BOSTON – Brookline Bancorp Inc., the parent company of Bank Rhode Island, reported a net income of $19.1 million in the first quarter of 2025, a 30.2% increase from the same period a year earlier, in part because of an improved interest rate environment year over year.
Still, the results fell short of Wall Street expectations.
Earnings per diluted share were 21 cents, an increase from 16 cents per share reported a year ago. The average estimate of three analysts surveyed by Zacks Investment Research was for earnings of 23 cents per share.
“We are pleased to report solid earnings for the first quarter of the year," said Paul A. Perrault, Brookline CEO and chairman. "Despite external economic headwinds, our bankers continue to perform well and grow deposits."
The bank holding company posted revenue – interest income and noninterest income – of $153.7 milllion in the first quarter, down 1.1% from the $155.5 million in brought in the same period a year ago. But that was offset by a 5.2% decline in interest and noninterest expenses, from $134.9 million to $127.9 million year over year.
Brookline's earnings report did not break out the performance of Providence-based Bank Rhode Island. Last year, the financial holding company announced it would be merging with Berkshire Hills Bancorp Inc., the owner of Berkshire Bank. The transaction is expected to close by the end of the second half of 2025.
Brookline said its interest rate margin – a key metric that assesses what the company earns on interest charged on loans minus the interest it pays for deposits – improved to 3.22% in the first three months of 2025, compared with 3.12% in the fourth quarter and 3.06% in the first quarter of 2024.
Brookline increased the money it sets aside for bad loans, an indication of declining credit quality. The company made a provision of $6 million for the first quarter, up from $4.1 million in the fourth quarter of 2024. Brookline said the increase provision was largely because of signs of trouble for a single commercial borrower.
Meanwhile, Brookline's balance sheet showed that the size of its commercial real estate loan portfolio has shrunk to $5.65 billion, down from $5.76 billion a year ago.
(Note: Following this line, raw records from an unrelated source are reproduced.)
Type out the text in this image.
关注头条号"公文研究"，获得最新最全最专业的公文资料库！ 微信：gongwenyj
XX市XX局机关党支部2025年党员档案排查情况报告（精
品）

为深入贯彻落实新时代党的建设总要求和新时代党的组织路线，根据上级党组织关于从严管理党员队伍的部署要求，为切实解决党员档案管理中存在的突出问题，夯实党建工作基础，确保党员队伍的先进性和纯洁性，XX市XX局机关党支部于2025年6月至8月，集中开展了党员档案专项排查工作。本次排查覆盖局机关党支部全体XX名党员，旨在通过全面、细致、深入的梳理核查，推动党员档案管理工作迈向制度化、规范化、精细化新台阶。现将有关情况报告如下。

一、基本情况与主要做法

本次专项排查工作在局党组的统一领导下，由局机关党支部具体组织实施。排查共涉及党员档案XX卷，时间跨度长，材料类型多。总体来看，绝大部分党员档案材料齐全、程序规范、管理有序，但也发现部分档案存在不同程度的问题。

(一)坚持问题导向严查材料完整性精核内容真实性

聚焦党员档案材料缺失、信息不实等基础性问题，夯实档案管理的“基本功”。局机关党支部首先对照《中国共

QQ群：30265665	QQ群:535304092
At the same time, the portfolio of commercial loans to support business operations has grown to $1.24 billion from $1.03 billion in the first quarter of 2024.
"The contraction in our loan portfolios is intentional as we reduce our commercial real estate exposure while increasing our participation in the [commercial and industrial] markets.”
The company's asset quality appeared to benefit quarter over quarter.
The ratio of nonperforming loans and leases – those for which payments are more than 90 days overdue – to total loans and leases was 0.65% as of March 31, a decrease from 0.71% on Dec. 31 but still higher than the 0.42% from March 31, 2024.
Total net charge-offs for the first quarter were $7.6 million, Brookline said, compared with $7.3 million in the previous quarter. The $7.6 million in net charge-offs was mostly the result of one large $7.1 million charge-off in commercial loans, the majority of which was previously reserved for, Brookline said.
Total deposits as of March 31 were $8.9 billion, up 2% from the $8.7 billion the year prior.
(Material from The Associated Press was used in this report.)